Existe no ser humano uma vontade enorme em se dar bem. E, faz parte de uma parcela da humanidade, querer buscar tudo, exatamente tudo, pelas próprias mãos. Isso inclui a salvação da alma.
Doações de alimento, roupa, trabalho voluntário de qualquer tipo para "comprar" seu pedacinho no céu.
Ou, fazer obras sem fim dentro e fora da igreja (sem amor) para convalidar a salvação.
E então eu cito as palavras de Salomão: E tudo é vaidade e correr atrás do vento!

A história de Eustáquio é semelhante a conversão cristã. Lewis pensou nisso também.
Não somos nós que buscamos a Deus, Ele vem ao nosso encontro (Lucas 19:10).
A salvação é uma via de duas mãos: Deus não irá fazer tudo sozinho por nós, é necessário querer! Eustáquio quis. Primeiro, ele tentou sozinho e foi inútil. Depois, Aslam chegou perto dele e ele sentiu que Aslam poderia fazer isso por ele, se Eustáquio quisesse.
Tentamos, de mil maneiras - consciente e inconsciente - usarmos nossos próprios meios para obter a vida eterna.
A história de Eustáquio também lembrou o retorno do filho pródigo (Lucas 15: 11 - 32): Ele se arrependeu e o pai não o recusou. O filho confessou seu pecado e foi aceito pelo pai com alegria, festa, aliança e roupa nova!

Mas eu digo: vida eterna todos teremos - uns a terão o sofrimento eterno, outros amor genuíno eternamente.
É muito comum ouvirmos alguém dizer quando alguém morre: Esse foi bom, vai para céu! (menos o Saramago - rs). Sempre achamos que todos devem ir para o céu: Kurt Cobain, Elvis Presley, Dercy Gonçalves, Chico Anysio, o bêbado da esquina, a prostituta do bairro, o pai ausente, o cara que vai todo domingo para a igreja, a senhora da OASE, o líder de jovens. Eu realmente não ponho minha mão no fogo por ninguém porque não conheço a vida espiritual delas - eu conheço a minha.
Um professor de teologia um dia contou que teremos três surpresas ao chegar no céu: A primeira será "Nossa! Ele veio!"; a segunda será "Nossa! Aquele não veio!" e a terceira será "Nossa!
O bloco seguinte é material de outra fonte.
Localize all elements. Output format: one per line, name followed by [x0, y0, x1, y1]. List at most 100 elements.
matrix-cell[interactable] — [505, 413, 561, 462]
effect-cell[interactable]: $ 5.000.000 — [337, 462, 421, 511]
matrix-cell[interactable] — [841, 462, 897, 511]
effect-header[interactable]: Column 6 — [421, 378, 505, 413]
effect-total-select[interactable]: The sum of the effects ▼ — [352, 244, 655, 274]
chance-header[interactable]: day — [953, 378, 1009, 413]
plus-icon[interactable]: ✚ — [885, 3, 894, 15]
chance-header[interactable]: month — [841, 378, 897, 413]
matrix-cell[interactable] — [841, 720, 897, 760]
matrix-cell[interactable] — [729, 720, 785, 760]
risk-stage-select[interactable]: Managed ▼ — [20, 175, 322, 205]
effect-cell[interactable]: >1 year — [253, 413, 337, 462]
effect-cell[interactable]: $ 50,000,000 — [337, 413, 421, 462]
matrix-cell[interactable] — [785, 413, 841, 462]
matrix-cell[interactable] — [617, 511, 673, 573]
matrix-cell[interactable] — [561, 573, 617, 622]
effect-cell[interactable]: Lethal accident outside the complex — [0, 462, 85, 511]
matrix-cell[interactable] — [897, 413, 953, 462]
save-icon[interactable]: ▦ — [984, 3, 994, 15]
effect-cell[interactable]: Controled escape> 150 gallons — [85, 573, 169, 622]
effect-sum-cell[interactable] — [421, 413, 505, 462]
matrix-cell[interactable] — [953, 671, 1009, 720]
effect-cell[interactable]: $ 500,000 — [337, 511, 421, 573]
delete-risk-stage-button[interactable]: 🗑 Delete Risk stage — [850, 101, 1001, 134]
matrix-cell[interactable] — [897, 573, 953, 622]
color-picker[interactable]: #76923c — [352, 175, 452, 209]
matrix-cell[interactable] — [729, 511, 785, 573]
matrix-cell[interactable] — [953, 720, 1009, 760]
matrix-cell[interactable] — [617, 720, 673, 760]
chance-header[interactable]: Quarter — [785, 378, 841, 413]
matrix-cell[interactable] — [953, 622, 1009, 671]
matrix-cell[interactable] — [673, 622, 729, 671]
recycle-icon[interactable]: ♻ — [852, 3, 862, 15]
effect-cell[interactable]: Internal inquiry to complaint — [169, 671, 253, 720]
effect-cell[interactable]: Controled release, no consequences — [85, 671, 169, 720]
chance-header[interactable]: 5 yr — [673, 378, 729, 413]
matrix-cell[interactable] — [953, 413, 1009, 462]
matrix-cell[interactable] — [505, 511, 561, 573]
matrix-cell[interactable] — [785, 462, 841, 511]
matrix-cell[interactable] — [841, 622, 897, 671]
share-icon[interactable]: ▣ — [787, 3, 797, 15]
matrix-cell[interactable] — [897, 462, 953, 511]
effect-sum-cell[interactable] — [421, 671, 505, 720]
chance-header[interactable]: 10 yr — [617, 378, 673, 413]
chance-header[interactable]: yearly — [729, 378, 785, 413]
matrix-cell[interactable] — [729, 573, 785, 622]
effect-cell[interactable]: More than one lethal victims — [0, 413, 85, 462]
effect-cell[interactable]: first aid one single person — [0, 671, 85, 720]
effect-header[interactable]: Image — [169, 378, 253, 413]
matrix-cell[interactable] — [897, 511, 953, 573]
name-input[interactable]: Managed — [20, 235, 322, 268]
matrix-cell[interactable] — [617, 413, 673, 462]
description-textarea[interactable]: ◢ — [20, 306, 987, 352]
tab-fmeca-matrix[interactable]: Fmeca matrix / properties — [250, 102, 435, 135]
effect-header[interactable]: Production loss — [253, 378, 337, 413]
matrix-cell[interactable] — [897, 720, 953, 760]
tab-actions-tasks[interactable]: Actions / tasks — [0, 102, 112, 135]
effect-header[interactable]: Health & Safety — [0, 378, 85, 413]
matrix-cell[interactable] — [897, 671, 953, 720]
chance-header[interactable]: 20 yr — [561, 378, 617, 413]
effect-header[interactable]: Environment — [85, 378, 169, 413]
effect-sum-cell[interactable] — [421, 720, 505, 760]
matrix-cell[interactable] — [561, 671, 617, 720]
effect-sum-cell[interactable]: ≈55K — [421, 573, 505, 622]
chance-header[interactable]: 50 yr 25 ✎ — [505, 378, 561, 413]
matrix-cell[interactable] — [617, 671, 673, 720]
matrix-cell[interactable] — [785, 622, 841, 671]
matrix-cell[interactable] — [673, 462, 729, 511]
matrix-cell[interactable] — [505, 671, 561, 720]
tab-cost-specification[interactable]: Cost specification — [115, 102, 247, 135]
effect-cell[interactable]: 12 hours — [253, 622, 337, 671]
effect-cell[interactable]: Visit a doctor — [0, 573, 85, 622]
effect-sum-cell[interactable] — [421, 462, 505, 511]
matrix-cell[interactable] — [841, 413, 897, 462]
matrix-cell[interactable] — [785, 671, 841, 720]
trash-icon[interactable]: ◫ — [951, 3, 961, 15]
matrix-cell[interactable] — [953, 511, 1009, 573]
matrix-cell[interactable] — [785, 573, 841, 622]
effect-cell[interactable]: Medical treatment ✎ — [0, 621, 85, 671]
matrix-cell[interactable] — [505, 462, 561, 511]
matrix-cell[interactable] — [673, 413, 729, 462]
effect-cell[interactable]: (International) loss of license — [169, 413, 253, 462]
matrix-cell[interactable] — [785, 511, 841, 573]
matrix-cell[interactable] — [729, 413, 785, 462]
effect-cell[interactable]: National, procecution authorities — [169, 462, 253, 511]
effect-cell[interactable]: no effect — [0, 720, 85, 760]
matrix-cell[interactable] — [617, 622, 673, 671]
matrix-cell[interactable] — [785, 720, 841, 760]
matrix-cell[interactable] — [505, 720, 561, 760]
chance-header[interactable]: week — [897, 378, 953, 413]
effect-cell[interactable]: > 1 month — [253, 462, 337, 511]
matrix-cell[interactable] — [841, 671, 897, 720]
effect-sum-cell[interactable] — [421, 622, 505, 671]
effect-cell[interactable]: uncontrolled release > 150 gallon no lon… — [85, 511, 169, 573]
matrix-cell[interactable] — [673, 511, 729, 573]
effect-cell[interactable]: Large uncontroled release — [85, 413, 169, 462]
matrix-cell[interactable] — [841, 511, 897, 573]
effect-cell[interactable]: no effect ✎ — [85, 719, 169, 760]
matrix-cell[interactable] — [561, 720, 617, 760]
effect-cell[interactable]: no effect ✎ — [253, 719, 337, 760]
Eu vim!".

Não existe outro meio de chegar à salvação senão através de Cristo. Ele é o caminho, não existe atalho para a reconciliação com Deus. O homem fora do amor do Criador está morto. Jesus disse em João 14:6 "Eu sou o caminho, a verdade e a vida". Podemos tentar fazer de um jeito diferente, mas na verdade somente Cristo pode nos dar aquilo que nos falta, o essencial para nos religarmos ao Pai.

Quando Eustáquio permitiu que Aslam o tocasse, houve uma dor - que segundo ele foi boa pois aliviou outra dor maior que ele não conseguiu se livrar - o Leão o levou para o banho que ele tanto ansiava.
É precioso crer e ser batizado. Eu vi essa cena dessa forma. Crer é permitir que Deus nos toque com a garra do Leão e tire de nós a morte que nos separa de Deus; e o batismo é atestado de fé da conversão.

Eustáquio chegou na última festa realizada por Aslan. Ele entrou no estábulo que levava à Nova Nárnia! E você, quer entrar nesse estábulo e viver uma vida de alegria eterna?